Source: U.S. Conference of Catholic Bishops

Los Angeles Times


Priests accused of abuse in lawsuits

These 10 Roman Catholic priests were accused of sexual abuse in civil lawsuits filed last year. The Archdiocese of Los Angeles has reviewed the allegations, and all remain in parish ministry.

Michael J. Carroll, pastor, San Lorenzo Ruiz Church, Walnut

Accused of molesting a teenage girl from 1967-71 at St. Anselm Parish in Los Angeles.

He denied the allegation. The Clergy Misconduct Oversight Board of the Roman Catholic Archdiocese of Los Angeles recommended he remain in the ministry.


Sean Cronin, associate pastor, Our Lady of Lourdes Church, Northridge

Accused of molesting two children between 1972 and 1980 while at St. Genevieve Parish in Panorama City and St. Monica Parish in Santa Monica.

He denied the allegations. The board recommended he remain in parish ministry pending further investigation.


Edward Dober, pastor, Our Lady of the Rosary Church, Paramount

Accused of fondling a boy at Queen of the Angels Junior Seminary in Los Angeles in 1990 and 1991.

He denied the allegations. The board found "no evidence of misconduct." Parishioners were told Dober had the archdiocese's "complete confidence."


Walter Fernando, associate pastor, Assumption of the Blessed Virgin Mary Church, Pasadena

Accused of molesting a woman in 1981 at St. Hilary Parish in Pico Rivera.

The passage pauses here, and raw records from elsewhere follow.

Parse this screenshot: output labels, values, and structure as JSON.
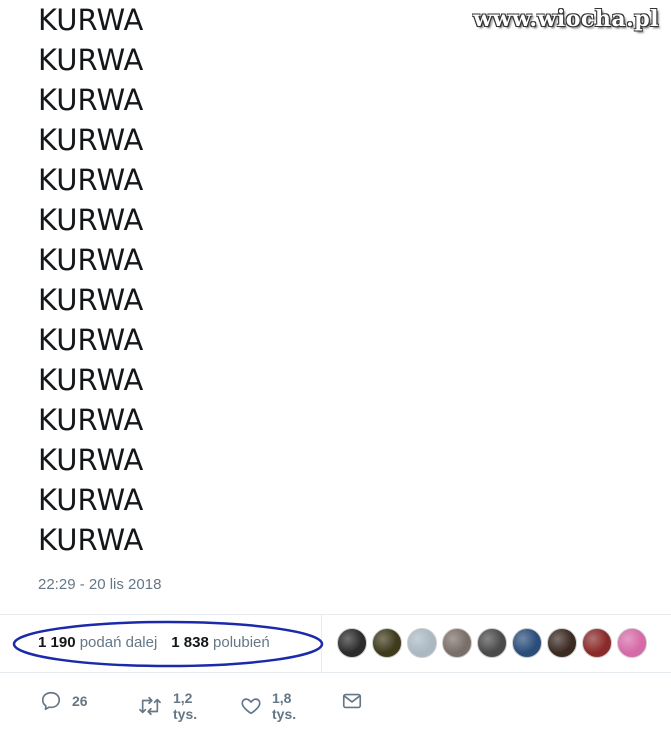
{
  "watermark": "www.wiocha.pl",
  "tweet": {
    "lines": [
      "KURWA",
      "KURWA",
      "KURWA",
      "KURWA",
      "KURWA",
      "KURWA",
      "KURWA",
      "KURWA",
      "KURWA",
      "KURWA",
      "KURWA",
      "KURWA",
      "KURWA",
      "KURWA"
    ],
    "timestamp": "22:29 - 20 lis 2018"
  },
  "stats": {
    "retweets_count": "1 190",
    "retweets_label": "podań dalej",
    "likes_count": "1 838",
    "likes_label": "polubień",
    "highlight_color": "#1b2aa8"
  },
  "avatars": [
    {
      "icon": "avatar-dark-icon",
      "color": "#2b2b2b"
    },
    {
      "icon": "avatar-portrait-icon",
      "color": "#3e3a1c"
    },
    {
      "icon": "avatar-default-icon",
      "color": "#aab8c2"
    },
    {
      "icon": "avatar-photo-icon",
      "color": "#7a6e68"
    },
    {
      "icon": "avatar-dog-icon",
      "color": "#4a4a4a"
    },
    {
      "icon": "avatar-blue-icon",
      "color": "#2a4d7a"
    },
    {
      "icon": "avatar-person-icon",
      "color": "#3a2a22"
    },
    {
      "icon": "avatar-flag-icon",
      "color": "#8a2a2a"
    },
    {
      "icon": "avatar-pink-icon",
      "color": "#d56aa8"
    }
  ],
  "actions": {
    "reply_count": "26",
    "retweet_count": "1,2 tys.",
    "like_count": "1,8 tys."
  },
  "colors": {
    "text": "#14171a",
    "muted": "#657786"
  }
}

He denied the allegations. Los Angeles police said he made incriminating statements during a taped conversation with the alleged victim. The board recommended he remain in parish ministry and stated it had insufficient information to investigate.


James M. Ford, pastor, San Roque Church, Santa Barbara

Accused of molesting a teenager from about 1968 to 1971 at an unspecified parish in the city of Orange.

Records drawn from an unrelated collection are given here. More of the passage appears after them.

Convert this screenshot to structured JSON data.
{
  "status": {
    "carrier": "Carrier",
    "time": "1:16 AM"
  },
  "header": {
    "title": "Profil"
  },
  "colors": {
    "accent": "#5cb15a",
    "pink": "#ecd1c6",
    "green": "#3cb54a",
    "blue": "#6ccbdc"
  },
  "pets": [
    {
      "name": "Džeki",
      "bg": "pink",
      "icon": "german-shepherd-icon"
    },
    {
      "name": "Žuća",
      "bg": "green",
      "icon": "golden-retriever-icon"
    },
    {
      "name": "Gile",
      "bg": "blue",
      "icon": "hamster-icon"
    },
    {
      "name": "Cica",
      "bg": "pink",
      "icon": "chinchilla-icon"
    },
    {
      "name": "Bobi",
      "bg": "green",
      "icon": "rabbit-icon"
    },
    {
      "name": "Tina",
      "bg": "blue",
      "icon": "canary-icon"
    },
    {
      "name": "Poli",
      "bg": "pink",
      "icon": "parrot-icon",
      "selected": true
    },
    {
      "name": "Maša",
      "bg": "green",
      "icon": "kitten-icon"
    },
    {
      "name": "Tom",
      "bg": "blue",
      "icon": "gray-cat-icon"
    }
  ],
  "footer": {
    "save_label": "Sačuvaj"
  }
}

He denied the allegation. The board found it was "not appropriate" to place him on administrative leave "based on information currently available."

Msgr. Richard A. Loomis, pastor, Sts. Felicitas and Perpetua Church, San Marino

Accused of molesting a boy between 1969 and 1971 when he taught at a Los Angeles-area Catholic high school.

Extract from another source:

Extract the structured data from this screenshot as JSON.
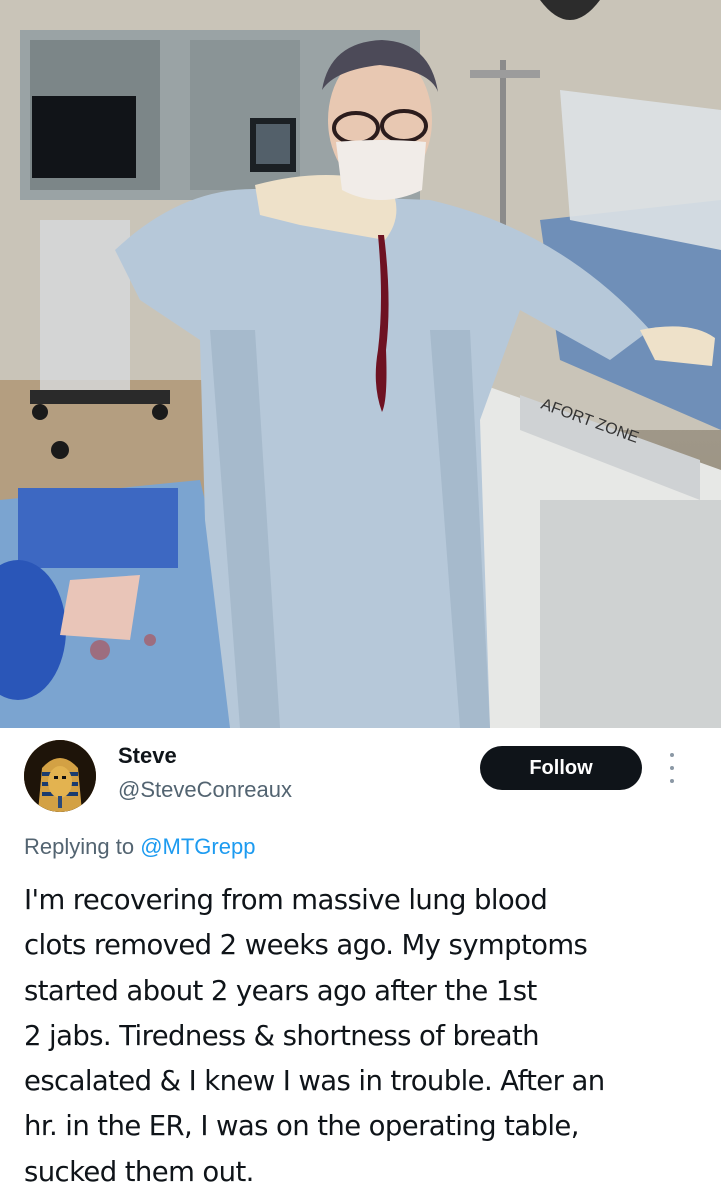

He denied the allegation. The board found "no credible evidence of misconduct has been presented to us." Parishioners were told that Loomis had the archdiocese's "complete confidence."


Richard Martini, pastor, Transfiguration Church, Los Angeles

Accused of fondling a boy at Queen of the Angels Junior Seminary in Los Angeles in 1990 and 1991.

He denied the allegations, and the board found "no evidence of misconduct." Parishioners were told Martini had the archdiocese's "complete confidence."


Samuel Orellana, associate pastor, Presentation of Mary Church, Los Angeles

Accused of misconduct in 1987 at Sagrado Corazon Parish in Compton.

He denied the allegation and said he did not remember the accuser. The board recommended he remain in the ministry pending further investigation.


Msgr. Patrick Reilly, pastor emeritus, St. Robert Bellarmine Church, Burbank

Accused of misconduct between 1980 and 1984 while at Sacred Heart Parish in Covina.

He denied the allegations. The oversight board found there was "no credible evidence of misconduct."


Msgr. Manuel Sanchez, pastor emeritus, Sacred Heart Church, Pomona

Accused of molesting a child in 1981 while pastor at Sacred Heart Parish in Pomona.

The board found that "the evidence did not support the charges."